介護ではたらくみんなを応援! コウベ de カイゴ

現場の声に耳を傾け、
仲間と共に支え合う。
相談員として、
地域と福祉をつなぐ
“架け橋”でありたい。
介護福祉士・相談員 桑田 章太さん(30代)

1. 地元・神戸で福祉の道を選んだ理由

私は神戸市で生まれ育ち、昔から地域の人とのつながりが身近にありました。祖母が営んでいたお店の手伝いを通して、お年寄りと話す時間が自然と好きになり、「人の役に立つ仕事がしたい」という想いが芽生えました。

高校で福祉を学び、神戸医療福祉専門学校に進学。卒業後は社会福祉法人フジの会に入職しました。介護の現場は未経験でしたが、利用者様の笑顔や「ありがとう」という言葉に励まされ、日々の小さな積み重ねがやがて自信へと変わっていきました。

2. 多様な現場で培った経験と視野

フジの会では、デイサービス、ショートステイ、特別養護老人ホーム、グループホームと、さまざまな施設で経験を積みました。同じ「介護」でも現場ごとに役割や求められるスキルが異なり、そのたびに自分の課題を見つめ直す機会を得ました。

現場で感じたのは、「介護はチームでつくる仕事」だということ。利用者様を中心に、看護師やケアマネジャー、家族、地域の方々など、多くの人が関わり合いながら支えている。その輪の中で、自分がどんな役割を果たせるのかを常に意識してきました。

3. 相談員として、
利用者と家族に寄り添う

現在は、グループホーム「モーツァルトいのり」でケアリーダー兼相談員として勤務しています。相談員の仕事は、利用者様の生活だけでなく、ご家族との信頼関係づくりも重要です。「こちらの考えを押しつけるのではなく、まずお話を聞くこと」——この姿勢を大切にしています。

ご家族の不安や希望を丁寧に受け止め、職員間で共有し、安心して任せてもらえる環境を整えることが相談員の役割だと思っています。トラブルや課題が生じたときこそ、誠実に対応することで、「この人なら大丈夫」と思ってもらえる信頼が築かれていく。その瞬間に、やりがいを感じます。

4. チームを導くリーダーとしての姿勢

リーダーとして意識しているのは、「自分が一番動く」こと。
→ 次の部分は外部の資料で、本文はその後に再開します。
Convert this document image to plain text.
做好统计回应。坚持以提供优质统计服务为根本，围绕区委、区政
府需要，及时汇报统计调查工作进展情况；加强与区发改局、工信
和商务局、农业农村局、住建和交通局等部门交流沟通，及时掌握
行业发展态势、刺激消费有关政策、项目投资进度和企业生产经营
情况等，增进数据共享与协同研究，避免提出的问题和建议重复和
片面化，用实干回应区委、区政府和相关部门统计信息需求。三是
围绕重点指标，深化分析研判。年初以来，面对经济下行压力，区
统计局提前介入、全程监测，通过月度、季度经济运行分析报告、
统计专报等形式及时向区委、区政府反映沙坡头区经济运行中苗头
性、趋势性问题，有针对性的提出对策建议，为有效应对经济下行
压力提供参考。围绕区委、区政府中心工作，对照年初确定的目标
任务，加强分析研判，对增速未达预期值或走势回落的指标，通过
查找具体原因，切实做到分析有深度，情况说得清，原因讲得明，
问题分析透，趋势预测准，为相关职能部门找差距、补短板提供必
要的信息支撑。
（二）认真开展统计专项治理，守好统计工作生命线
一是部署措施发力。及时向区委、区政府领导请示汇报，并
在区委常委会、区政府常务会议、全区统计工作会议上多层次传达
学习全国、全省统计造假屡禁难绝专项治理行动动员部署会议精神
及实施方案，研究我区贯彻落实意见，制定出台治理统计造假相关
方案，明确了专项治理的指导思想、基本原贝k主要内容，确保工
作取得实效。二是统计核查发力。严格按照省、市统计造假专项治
現場で職員と一緒に汗をかきながら、困っている職員にはすぐ声をかけ、全体の雰囲気をつくることを心がけています。

チームの中では、意見を出し合える空気が大切です。完璧を求めすぎず、「できることからやってみよう」と言える風土が、結果的に良いケアにつながると思っています。一人では難しいことも、仲間と一緒なら乗り越えられる。そんなチームをつくっていきたいです。

5. 地域と共に歩む
これからの介護

私は10代の頃から地元の消防団に所属し、防災活動にも力を入れてきました。その経験を活かし、施設でも防災訓練や地域の防災啓発活動に取り組んでいます。

グループホーム「モーツァルトいのり」は、地域密着型の施設です。「施設の中だけで完結せず、地域と一緒に支え合う」という考え方に共感し、地域行事や学校との交流にも積極的に参加しています。

今後は現場・相談・地域をつなぐ“橋渡し役”としてさらに成長していきたいです。地元で生まれ育った私だからこそできる介護を、これからも仲間たちと一緒に形にしていきたいと思います。

PROFILE

桑田 章太さん(30代)介護職員・ケアリーダー・相談員
神戸医療福祉専門学校卒業後、社会福祉法人フジの会に入職。デイサービス、ショートステイ、特養、グループホームなど多様な施設で経験を重ね、現在はグループホーム「モーツァルトいのり」でケアリーダー兼相談員として勤務。地域消防団員として防災活動にも携わり、地域と福祉をつなぐ役割を担う。